What's one positive outcome of the recession? It's leading people to consider a career change. Though the process of figuring out what to do next can be overwhelming, it's also empowering. Taking stock of one's skills, strengths, interests and experience makes an individual realise how much he or she knows and has to offer. Investigating career options also helps employed professionals extricate themselves from dead-end jobs. For people who are unemployed, a layoff can be the catalyst for pursuing a professional dream.
Considering alternatives to the work you're currently doing or you've done in the past is a worthwhile exercise for anyone, at any point in a career. Despite what the unemployment rate may lead you to believe, there are always options.
Yet those options may make career change difficult. Figuring out what path to pursue and where to focus your limited time and energy can be daunting. As a result, professionals sometimes go about career change in a scatter-shot way that squanders time and energy. To help you focus, career experts offer some realistic advice for pursuing a career change.
1. Don't rush to go back to school. Many people decide to enter academia after they've been laid off because going back to school is socially acceptable, says Martha Manglesdorf, author of Strategies for Successful Career Change (Ten Speed Press 2009.) "It's easy to rush the decision to go back to school because it feels like you're making progress," she says.
The danger is wasting your time and money on a degree that you end up not using, which happens often enough, says Mangelsdorf. She recommends talking to people with the degree you're thinking of pursuing, to find out what's involved, how they're applying it, and whether it's right for you.
2. Figure out what you want to do.
Kim Batson, a certified career management and leadership coach, asks her clients a variety of questions to help them zero in on their next career moves: What do you really want to do? What have you always dreamed of doing? What's motivating you to consider a career change? Is there an industry or group of people you'd like to serve? What are your strengths and skills, and how and where else might you use them?
3. Find out what the work is like.
If you have an idea of the work you'd like to do, test your theory that it's right for you, says Carl Wellenstein, a career coach and author of 12 Steps to a New Career (Career Press 2009.) Do research on the field or profession that interests you. Find people who are working in the profession you're considering and talk to them, says Wellenstein. You might even be able to shadow them on the job. Look into signing up for a program like VocationVacations, which allows you to "test-drive" your dream job by working in it for a one- to three days.
4. Don't assume that pursuing your passion will lead to riches.
The idea that following your dream will lead to financial liberation is a misconception, says Mangelsdorf.
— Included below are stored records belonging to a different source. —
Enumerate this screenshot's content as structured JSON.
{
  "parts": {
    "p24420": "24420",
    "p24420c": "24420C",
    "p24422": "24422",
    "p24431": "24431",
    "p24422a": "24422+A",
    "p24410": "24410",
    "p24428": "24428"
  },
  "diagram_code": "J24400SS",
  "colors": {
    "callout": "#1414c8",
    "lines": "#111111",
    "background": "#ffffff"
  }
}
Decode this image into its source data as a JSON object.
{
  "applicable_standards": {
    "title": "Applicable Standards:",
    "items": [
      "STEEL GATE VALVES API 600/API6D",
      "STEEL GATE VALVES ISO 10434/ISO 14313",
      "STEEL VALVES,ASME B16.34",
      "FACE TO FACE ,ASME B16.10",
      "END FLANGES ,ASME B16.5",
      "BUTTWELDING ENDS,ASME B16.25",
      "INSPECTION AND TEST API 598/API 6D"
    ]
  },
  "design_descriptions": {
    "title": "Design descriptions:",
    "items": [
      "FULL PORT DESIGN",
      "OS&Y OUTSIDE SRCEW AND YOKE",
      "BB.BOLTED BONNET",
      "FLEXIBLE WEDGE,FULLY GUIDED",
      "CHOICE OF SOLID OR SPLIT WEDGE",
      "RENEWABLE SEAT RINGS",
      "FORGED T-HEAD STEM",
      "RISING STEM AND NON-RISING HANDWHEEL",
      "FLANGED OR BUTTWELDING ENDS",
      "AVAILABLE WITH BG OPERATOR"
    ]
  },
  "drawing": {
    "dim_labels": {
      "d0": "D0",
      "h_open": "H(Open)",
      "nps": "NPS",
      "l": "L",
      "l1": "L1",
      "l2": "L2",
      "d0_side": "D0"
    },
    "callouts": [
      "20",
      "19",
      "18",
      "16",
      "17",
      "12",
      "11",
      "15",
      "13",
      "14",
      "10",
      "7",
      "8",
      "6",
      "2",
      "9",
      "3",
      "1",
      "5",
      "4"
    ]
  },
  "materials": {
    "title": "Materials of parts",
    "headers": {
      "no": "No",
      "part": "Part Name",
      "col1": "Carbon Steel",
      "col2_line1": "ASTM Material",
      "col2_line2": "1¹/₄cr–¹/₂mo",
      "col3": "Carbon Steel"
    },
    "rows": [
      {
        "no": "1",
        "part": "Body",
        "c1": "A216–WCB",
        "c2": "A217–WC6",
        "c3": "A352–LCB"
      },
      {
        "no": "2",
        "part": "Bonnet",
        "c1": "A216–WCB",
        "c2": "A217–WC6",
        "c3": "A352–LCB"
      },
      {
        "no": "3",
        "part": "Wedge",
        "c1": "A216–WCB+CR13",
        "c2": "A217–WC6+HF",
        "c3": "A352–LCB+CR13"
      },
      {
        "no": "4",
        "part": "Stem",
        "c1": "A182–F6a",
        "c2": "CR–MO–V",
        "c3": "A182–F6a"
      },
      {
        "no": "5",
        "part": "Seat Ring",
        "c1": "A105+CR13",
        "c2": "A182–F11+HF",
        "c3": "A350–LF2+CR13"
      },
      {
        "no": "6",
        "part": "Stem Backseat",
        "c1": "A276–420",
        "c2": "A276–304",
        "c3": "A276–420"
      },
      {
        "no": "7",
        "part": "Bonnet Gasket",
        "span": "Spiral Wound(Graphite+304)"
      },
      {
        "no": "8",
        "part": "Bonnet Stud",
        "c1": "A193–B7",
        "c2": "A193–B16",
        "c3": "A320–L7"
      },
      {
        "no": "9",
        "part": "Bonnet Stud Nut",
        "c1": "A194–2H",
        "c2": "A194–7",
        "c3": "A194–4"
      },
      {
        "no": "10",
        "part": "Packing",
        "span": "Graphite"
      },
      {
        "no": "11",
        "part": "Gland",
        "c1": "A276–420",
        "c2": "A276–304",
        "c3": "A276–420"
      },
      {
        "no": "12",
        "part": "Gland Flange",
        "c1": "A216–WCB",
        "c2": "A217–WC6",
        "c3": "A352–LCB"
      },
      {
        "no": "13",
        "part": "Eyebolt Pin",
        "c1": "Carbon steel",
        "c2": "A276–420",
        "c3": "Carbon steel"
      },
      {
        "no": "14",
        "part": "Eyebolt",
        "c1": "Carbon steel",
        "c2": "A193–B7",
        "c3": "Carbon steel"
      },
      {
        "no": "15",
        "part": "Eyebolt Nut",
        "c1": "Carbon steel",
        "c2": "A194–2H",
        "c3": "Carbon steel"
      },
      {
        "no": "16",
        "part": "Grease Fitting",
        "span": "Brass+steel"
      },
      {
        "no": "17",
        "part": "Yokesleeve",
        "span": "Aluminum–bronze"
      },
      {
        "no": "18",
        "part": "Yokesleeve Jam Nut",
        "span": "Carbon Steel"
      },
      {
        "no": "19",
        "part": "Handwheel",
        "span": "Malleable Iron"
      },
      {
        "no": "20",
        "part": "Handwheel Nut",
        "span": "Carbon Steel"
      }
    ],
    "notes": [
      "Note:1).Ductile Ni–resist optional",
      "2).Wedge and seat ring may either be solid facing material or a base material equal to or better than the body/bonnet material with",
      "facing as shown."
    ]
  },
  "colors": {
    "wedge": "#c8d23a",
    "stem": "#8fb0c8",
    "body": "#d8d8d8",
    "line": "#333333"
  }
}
When she interviewed people for her book on career change, she says she didn't see a correlation between people's passion and their financial success. "If you're thinking about a career change because you have a dream you really want to pursue, do some homework first to make sure that the economic opportunities are OK with you," she says.
5. Realize that any kind of career change takes time.
"A career change can take significant thought, motivation, time, money, support and perseverance," says Batson. "It is harder to achieve than searching for a job in the same function, even in a recession."
That's why it's important for people pursuing a career change to be patient with themselves and with the process, and to persevere when they hit roadblocks or dead-ends. And if you have any inkling that your job may not be secure or that you just want to try something different, start the process now, because you may not have the luxury of time later if you do get laid off and find yourself under financial pressure to take another job. An easy way to start the career change process: start following people on Twitter who work in the fields that interest you.
6. Consider small changes.
If a wholesale change in your career seems too risky, consider smaller shifts you could make, says Mangelsdorf. For example, if you're employed, are there projects you could take on that would help you transition into a new role?
"Organisations that have had to downsize are having their remaining workers take on more roles," notes Mangelsdorf. "If you're currently employed, that could be an opportunity for you to take on work that will bring you closer to your long-term career goal."
A series of small changes during a longer period of time can lead you to the more dramatic change you ultimately desire. "Career change is often a gradual process," says Mangelsdorf.
7. Don't dwell about losing a job you loved.
You may feel forced into a career change if you lost a job you loved through a layoff and you know your odds of finding a job in your field are slim (e.g. you're in a specialised area of IT that's being outsourced to a developing nation.) As hard is it is to let go of things we love, it's important to realise that something better can come along. Says Mangelsdorf: "Keep in mind that if you've had success in one field and been happy in that work, that's a good thing. It means you can find another field where you'll be happy."